2.6 Privacy violations

• Use the Services to process personal data in violation of GDPR, CCPA, or other applicable privacy laws.
• Exfiltrate or monitor employee communications without appropriate legal authority and disclosure.
• Ingest data from individuals who have not been given appropriate notice under applicable law.

3. Dual-use security tooling

Sandworm ships tools that are legitimately used for authorized security testing — vulnerability scanning, adversary simulation, credential testing, network fuzzing, and similar. You may use these features only:

• Against systems you own or have explicit written authorization to test.
• Within the scope of that authorization (do not exceed the agreed-upon rules of engagement).
• In a manner that does not endanger third parties.
• In accordance with all applicable laws in your jurisdiction.

When in doubt, ask. Contact jacobhendrick@sandworm-security.com or your account manager for guidance before engaging in an unusual testing scenario.

4. Reporting abuse

If you believe someone is abusing the Sandworm platform — attacking your systems, sending unsolicited traffic, hosting malicious content in a tenant, or otherwise violating this AUP — please report it:

• Abuse reports: jacobhendrick@sandworm-security.com
• Security issues: jacobhendrick@sandworm-security.com
• Legal / law enforcement requests: jacobhendrick@sandworm-security.com

Please include in your report: the nature of the abuse, any identifiers you can share (source IPs, timestamps, URLs, email headers), and whether you are acting on behalf of an organization. We acknowledge abuse reports within 24 hours of receipt and investigate within 72 hours.
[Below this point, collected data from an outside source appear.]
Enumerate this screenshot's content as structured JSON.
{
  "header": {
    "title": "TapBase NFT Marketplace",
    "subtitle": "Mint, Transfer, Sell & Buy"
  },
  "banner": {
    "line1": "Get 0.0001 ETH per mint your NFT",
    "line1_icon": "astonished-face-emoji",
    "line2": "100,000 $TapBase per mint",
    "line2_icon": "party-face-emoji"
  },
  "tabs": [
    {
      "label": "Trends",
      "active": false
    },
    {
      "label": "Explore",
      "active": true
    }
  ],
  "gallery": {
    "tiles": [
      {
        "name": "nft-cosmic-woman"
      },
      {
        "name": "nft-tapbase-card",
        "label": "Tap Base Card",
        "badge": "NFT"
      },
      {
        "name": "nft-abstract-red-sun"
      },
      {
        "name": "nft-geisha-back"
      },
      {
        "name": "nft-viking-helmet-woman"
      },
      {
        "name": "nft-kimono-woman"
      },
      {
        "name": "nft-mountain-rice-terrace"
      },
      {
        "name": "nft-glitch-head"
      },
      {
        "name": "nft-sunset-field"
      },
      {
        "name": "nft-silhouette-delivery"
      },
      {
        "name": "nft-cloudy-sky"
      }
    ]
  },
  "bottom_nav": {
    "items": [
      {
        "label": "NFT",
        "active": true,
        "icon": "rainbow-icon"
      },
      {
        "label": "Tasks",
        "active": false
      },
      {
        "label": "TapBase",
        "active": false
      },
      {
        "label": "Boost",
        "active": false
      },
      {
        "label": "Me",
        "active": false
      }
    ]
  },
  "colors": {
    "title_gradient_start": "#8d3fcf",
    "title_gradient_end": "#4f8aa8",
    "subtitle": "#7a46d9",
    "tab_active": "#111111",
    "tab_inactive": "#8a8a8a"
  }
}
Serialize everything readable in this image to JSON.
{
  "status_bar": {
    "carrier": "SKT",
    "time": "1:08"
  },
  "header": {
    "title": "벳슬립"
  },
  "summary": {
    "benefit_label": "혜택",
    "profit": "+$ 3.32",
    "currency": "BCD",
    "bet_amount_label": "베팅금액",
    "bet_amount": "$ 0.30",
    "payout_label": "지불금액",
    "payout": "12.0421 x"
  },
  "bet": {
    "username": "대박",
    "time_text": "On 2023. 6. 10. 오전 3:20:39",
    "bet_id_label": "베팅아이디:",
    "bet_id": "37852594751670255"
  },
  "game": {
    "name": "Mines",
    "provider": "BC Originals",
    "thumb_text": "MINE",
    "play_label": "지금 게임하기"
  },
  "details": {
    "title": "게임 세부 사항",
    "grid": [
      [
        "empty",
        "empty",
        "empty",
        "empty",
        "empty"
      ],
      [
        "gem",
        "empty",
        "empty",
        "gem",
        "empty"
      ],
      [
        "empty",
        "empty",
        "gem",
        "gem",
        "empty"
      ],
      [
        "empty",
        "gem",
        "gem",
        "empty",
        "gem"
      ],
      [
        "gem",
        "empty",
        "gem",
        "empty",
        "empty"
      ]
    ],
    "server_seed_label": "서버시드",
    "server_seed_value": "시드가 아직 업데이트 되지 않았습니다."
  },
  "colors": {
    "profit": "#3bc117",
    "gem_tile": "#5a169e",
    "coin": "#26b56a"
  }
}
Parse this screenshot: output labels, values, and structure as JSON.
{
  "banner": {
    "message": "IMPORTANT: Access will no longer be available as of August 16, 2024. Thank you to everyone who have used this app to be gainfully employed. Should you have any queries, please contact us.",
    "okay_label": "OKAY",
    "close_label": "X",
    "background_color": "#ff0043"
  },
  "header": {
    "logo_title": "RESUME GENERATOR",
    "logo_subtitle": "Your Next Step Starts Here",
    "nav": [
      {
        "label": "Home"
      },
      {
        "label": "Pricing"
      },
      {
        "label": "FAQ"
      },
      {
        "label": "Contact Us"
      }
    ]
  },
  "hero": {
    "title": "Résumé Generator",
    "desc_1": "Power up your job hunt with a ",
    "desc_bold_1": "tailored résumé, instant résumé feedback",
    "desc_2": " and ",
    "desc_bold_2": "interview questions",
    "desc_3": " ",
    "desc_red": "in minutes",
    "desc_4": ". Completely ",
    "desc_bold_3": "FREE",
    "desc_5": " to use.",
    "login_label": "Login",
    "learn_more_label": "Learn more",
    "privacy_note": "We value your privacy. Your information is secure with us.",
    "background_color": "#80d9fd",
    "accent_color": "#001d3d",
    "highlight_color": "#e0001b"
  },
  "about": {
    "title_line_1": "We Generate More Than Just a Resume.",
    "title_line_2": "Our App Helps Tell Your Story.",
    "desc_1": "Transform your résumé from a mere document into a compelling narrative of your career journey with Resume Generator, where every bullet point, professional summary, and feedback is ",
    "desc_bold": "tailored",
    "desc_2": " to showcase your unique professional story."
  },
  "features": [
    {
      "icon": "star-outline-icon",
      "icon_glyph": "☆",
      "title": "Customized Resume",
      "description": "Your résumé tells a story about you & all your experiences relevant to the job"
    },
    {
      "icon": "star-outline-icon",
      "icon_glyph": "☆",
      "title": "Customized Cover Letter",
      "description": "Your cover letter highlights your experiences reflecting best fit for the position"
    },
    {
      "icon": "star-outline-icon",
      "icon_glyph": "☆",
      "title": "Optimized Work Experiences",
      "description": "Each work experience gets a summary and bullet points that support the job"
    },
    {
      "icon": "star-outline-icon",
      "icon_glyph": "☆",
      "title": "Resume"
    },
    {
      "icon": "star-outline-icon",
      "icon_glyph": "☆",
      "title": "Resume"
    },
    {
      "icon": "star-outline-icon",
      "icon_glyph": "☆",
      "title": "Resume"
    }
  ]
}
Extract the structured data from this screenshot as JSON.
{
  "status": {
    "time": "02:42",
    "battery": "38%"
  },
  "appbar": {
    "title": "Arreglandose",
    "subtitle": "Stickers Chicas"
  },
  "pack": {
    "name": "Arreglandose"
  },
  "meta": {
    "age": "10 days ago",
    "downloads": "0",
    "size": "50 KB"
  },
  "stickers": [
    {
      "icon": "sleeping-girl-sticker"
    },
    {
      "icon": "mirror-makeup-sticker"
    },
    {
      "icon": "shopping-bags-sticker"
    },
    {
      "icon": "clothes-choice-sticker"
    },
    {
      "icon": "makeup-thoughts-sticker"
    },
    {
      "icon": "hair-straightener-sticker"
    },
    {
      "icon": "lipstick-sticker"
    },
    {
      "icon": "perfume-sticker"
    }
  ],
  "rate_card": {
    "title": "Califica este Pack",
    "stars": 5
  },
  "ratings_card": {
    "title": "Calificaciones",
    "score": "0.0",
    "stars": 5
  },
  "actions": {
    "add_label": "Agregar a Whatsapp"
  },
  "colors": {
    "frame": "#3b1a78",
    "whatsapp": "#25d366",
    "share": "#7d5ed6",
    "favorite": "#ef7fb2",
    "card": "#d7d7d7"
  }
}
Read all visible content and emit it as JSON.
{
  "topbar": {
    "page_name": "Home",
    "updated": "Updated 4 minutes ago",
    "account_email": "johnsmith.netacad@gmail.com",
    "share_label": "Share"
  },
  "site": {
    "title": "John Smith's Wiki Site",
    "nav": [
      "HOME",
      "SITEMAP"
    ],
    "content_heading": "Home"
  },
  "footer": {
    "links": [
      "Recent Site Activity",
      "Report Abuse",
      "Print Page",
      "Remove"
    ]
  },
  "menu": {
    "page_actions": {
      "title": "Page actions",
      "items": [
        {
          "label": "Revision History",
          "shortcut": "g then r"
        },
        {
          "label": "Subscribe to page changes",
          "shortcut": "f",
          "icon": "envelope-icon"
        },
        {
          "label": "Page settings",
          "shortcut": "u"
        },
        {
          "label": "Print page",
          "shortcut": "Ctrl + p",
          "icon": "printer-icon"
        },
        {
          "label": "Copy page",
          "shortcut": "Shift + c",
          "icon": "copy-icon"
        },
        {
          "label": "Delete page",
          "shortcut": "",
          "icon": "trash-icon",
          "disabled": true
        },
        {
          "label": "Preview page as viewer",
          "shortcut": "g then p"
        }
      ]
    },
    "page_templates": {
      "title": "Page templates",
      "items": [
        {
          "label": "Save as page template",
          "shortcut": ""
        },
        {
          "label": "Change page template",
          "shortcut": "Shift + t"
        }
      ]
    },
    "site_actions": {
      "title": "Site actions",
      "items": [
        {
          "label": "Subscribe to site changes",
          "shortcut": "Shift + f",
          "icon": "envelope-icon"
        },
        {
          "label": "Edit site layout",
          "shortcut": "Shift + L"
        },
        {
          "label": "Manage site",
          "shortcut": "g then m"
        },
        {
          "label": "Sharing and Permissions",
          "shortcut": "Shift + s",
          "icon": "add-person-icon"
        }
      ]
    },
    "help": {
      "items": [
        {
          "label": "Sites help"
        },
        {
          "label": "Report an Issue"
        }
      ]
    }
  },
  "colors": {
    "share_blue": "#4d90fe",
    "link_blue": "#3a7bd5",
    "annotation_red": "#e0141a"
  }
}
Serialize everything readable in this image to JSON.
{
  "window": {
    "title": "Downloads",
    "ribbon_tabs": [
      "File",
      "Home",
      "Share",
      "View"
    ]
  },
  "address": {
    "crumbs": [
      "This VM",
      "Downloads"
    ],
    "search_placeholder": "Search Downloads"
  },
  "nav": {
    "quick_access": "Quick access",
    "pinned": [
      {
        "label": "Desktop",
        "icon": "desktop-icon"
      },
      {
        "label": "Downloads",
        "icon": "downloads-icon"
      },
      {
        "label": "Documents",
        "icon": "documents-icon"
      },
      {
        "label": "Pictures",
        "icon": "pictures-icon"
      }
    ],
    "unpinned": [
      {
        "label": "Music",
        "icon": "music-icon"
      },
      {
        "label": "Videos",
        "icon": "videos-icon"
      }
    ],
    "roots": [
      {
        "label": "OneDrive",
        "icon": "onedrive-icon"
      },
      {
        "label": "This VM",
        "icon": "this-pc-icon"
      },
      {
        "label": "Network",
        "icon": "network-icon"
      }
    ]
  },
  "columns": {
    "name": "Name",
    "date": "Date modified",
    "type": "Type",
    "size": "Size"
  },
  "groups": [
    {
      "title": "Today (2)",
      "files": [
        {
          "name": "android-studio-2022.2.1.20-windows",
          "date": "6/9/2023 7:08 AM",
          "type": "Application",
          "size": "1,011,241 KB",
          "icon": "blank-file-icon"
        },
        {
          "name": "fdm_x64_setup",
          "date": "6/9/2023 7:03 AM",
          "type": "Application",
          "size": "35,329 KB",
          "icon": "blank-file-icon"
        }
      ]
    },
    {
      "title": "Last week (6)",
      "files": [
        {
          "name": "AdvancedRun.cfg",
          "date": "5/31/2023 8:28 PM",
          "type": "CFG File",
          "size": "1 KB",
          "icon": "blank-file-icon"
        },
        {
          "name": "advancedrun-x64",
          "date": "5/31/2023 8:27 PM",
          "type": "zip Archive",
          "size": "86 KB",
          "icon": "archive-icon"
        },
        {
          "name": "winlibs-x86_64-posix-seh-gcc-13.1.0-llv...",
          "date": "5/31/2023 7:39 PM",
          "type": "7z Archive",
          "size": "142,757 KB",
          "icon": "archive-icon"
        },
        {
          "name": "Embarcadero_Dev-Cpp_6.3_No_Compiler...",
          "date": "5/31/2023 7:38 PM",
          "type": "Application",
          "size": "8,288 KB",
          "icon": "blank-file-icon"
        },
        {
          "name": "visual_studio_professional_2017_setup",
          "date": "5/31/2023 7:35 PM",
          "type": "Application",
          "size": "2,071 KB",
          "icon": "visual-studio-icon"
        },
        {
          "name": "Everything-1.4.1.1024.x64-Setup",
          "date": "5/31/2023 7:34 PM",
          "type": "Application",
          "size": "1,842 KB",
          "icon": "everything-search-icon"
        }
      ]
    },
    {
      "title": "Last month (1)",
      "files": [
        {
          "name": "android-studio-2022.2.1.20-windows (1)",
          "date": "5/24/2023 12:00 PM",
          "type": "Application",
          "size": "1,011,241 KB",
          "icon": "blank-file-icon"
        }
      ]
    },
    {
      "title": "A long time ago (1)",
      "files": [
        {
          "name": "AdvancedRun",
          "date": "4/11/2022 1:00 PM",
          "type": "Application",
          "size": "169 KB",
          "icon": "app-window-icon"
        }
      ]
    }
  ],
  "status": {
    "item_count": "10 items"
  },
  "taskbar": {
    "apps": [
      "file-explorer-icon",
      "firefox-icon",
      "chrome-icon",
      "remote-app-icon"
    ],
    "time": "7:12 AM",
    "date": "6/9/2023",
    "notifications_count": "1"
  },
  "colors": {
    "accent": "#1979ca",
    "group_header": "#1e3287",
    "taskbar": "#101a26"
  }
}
5. Enforcement and consequences

Sandworm reserves the right to take any of the following actions in response to a suspected AUP violation, depending on severity:

• Warning — written notice and a request to stop the offending activity.
• Feature restriction — temporary disabling of specific features (e.g., scanning capabilities).
• Account suspension — temporary suspension pending investigation.
• Account termination — permanent termination with no refund, with 30 days' notice for non-security violations or immediately for active security threats.
• Law enforcement referral — Sandworm will cooperate with law enforcement where required by law or where we believe a crime is occurring.
• Civil claims — recovery of damages caused by violations, including abuse of the SLA dispute process or theft of service.

Sandworm will attempt to notify the account owner of enforcement action unless doing so would compromise an active investigation.